Когда у старейшины появился шанс переиграть партию в свою пользу, он не стал упускать возможность. Руками «пса», естественно. На это тоже были причины. Артефакты, слишком тесно связанные с сутью первого владельца, отнятые силой, — источник неснимаемых проклятий. Причем хозяину достаточно вскользь обронить что-то вроде «так не доставайся же ты никому», чтобы все последующие владельцы начали дохнуть как мухи.
Эверн следил за «операцией» с момента передачи артефакта в Корре. Были моменты, когда хотелось выйти и насовать темному придурку за воротник. Даже при всем том, что Эверн про него прочел, вызывающее поведение было за гранью. Как вообще ему могли что-то поручить? Однако, как ни странно, подобное презрение к краям и условностям импонировало. Те, кто выполняет задания конгрегации, тоже, считай, на поводке.
Молоденькая, взрывная, как огонь, ведьма казалась рядом с поехавшим темным оплотом надежности, благоразумия и хладнокровия.
Подобраться настолько близко, чтобы умыкнуть артефакт, не получалось. Эверн понять никак не мог, где именно его прячут и кто именно. Энергетически эти двое создавали такой бедлам, что вычленить что-то конкретное не было никакой возможности.
Контакт на дороге увенчался успехом лишь частично. Рыжая ведьма держалась молодцом, темный… Как всегда. Совместное закапывание трупов и обсуждение девчонок повеселило, однако где и у кого артефакт, он так и не выяснил.
Эверн не мог не выполнять задание ана и выполнял на совесть, не теряя надежды, что случай испортить старейшине праздник все же представится. Зря он, что ли, в Нункоре в храм бегал, чтобы попросить милости у Изначальной? На выходе его едва не сшиб полоумный рыжий эльф. Одно дело, что светлый полез в храм Тьмы, другое, что во время столкновения остроухий выцвел взглядом, будто мертвеца увидел, а потом и вовсе полную чушь сказал: «В шиповнике полно корней, но под ноги лучше не смотреть». Предсказатель, тлен ему в сад.
Потом в Нункоре объявился старейшина собственной персоной, потом они нагнали за городом этих двух «бессмертных», Эверн вспомнил про шиповник и уверенно не смотрел под ноги.
– Я отправил тебя за флейтой, «пес», – меланхолично сказал ана Драгул, вздернув его за ошейник и поводок с земли, где Эверн валялся размазней после удара темного, прислушиваясь, как выправляются в грудине сломанные ребра.

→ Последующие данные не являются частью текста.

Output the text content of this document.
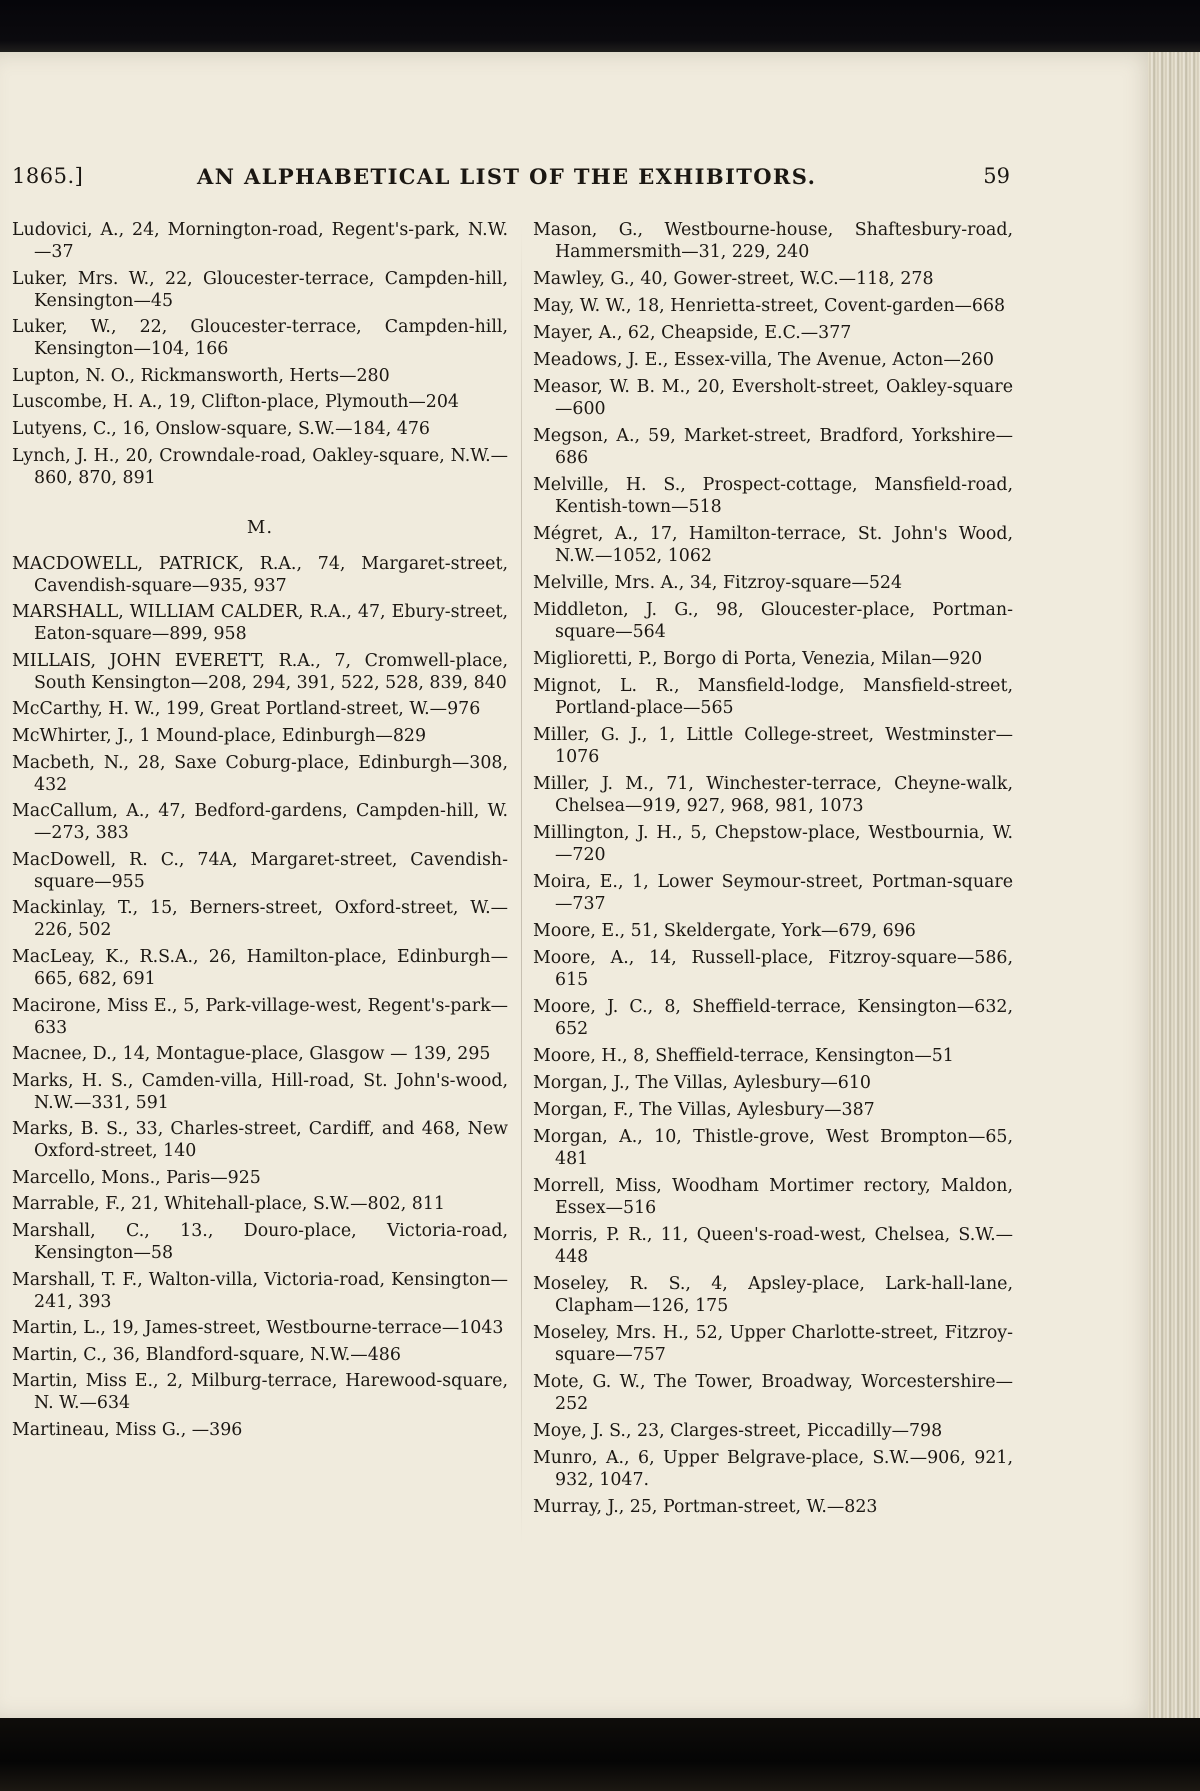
1865.]	AN ALPHABETICAL LIST OF THE EXHIBITORS.	59
Ludovici, A., 24, Mornington-road, Regent's-park, N.W.—37
Luker, Mrs. W., 22, Gloucester-terrace, Campden-hill, Kensington—45
Luker, W., 22, Gloucester-terrace, Campden-hill, Kensington—104, 166
Lupton, N. O., Rickmansworth, Herts—280
Luscombe, H. A., 19, Clifton-place, Plymouth—204
Lutyens, C., 16, Onslow-square, S.W.—184, 476
Lynch, J. H., 20, Crowndale-road, Oakley-square, N.W.—860, 870, 891
M.
MACDOWELL, PATRICK, R.A., 74, Margaret-street, Cavendish-square—935, 937
MARSHALL, WILLIAM CALDER, R.A., 47, Ebury-street, Eaton-square—899, 958
MILLAIS, JOHN EVERETT, R.A., 7, Cromwell-place, South Kensington—208, 294, 391, 522, 528, 839, 840
McCarthy, H. W., 199, Great Portland-street, W.—976
McWhirter, J., 1 Mound-place, Edinburgh—829
Macbeth, N., 28, Saxe Coburg-place, Edinburgh—308, 432
MacCallum, A., 47, Bedford-gardens, Campden-hill, W.—273, 383
MacDowell, R. C., 74A, Margaret-street, Cavendish-square—955
Mackinlay, T., 15, Berners-street, Oxford-street, W.—226, 502
MacLeay, K., R.S.A., 26, Hamilton-place, Edinburgh—665, 682, 691
Macirone, Miss E., 5, Park-village-west, Regent's-park—633
Macnee, D., 14, Montague-place, Glasgow — 139, 295
Marks, H. S., Camden-villa, Hill-road, St. John's-wood, N.W.—331, 591
Marks, B. S., 33, Charles-street, Cardiff, and 468, New Oxford-street, 140
Marcello, Mons., Paris—925
Marrable, F., 21, Whitehall-place, S.W.—802, 811
Marshall, C., 13., Douro-place, Victoria-road, Kensington—58
Marshall, T. F., Walton-villa, Victoria-road, Kensington—241, 393
Martin, L., 19, James-street, Westbourne-terrace—1043
Martin, C., 36, Blandford-square, N.W.—486
Martin, Miss E., 2, Milburg-terrace, Harewood-square, N. W.—634
Martineau, Miss G., —396
Mason, G., Westbourne-house, Shaftesbury-road, Hammersmith—31, 229, 240
Mawley, G., 40, Gower-street, W.C.—118, 278
May, W. W., 18, Henrietta-street, Covent-garden—668
Mayer, A., 62, Cheapside, E.C.—377
Meadows, J. E., Essex-villa, The Avenue, Acton—260
Measor, W. B. M., 20, Eversholt-street, Oakley-square—600
Megson, A., 59, Market-street, Bradford, Yorkshire—686
Melville, H. S., Prospect-cottage, Mansfield-road, Kentish-town—518
Mégret, A., 17, Hamilton-terrace, St. John's Wood, N.W.—1052, 1062
Melville, Mrs. A., 34, Fitzroy-square—524
Middleton, J. G., 98, Gloucester-place, Portman-square—564
Miglioretti, P., Borgo di Porta, Venezia, Milan—920
Mignot, L. R., Mansfield-lodge, Mansfield-street, Portland-place—565
Miller, G. J., 1, Little College-street, Westminster—1076
Miller, J. M., 71, Winchester-terrace, Cheyne-walk, Chelsea—919, 927, 968, 981, 1073
Millington, J. H., 5, Chepstow-place, Westbournia, W.—720
Moira, E., 1, Lower Seymour-street, Portman-square—737
Moore, E., 51, Skeldergate, York—679, 696
Moore, A., 14, Russell-place, Fitzroy-square—586, 615
Moore, J. C., 8, Sheffield-terrace, Kensington—632, 652
Moore, H., 8, Sheffield-terrace, Kensington—51
Morgan, J., The Villas, Aylesbury—610
Morgan, F., The Villas, Aylesbury—387
Morgan, A., 10, Thistle-grove, West Brompton—65, 481
Morrell, Miss, Woodham Mortimer rectory, Maldon, Essex—516
Morris, P. R., 11, Queen's-road-west, Chelsea, S.W.—448
Moseley, R. S., 4, Apsley-place, Lark-hall-lane, Clapham—126, 175
Moseley, Mrs. H., 52, Upper Charlotte-street, Fitzroy-square—757
Mote, G. W., The Tower, Broadway, Worcestershire—252
Moye, J. S., 23, Clarges-street, Piccadilly—798
Munro, A., 6, Upper Belgrave-place, S.W.—906, 921, 932, 1047.
Murray, J., 25, Portman-street, W.—823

Некромант ударил сильно, но аккуратно. Со знанием дела и физиологии.
– У него была только та, что в штанах, – честно прохрипел в ответ Эверн, а старейшина оскорбился и расстроился. И расстройство свое выместил на «псе». Чуть позже. Лучше бы прямо там. Когда под животом трава и земля, крови хотя бы есть куда деваться.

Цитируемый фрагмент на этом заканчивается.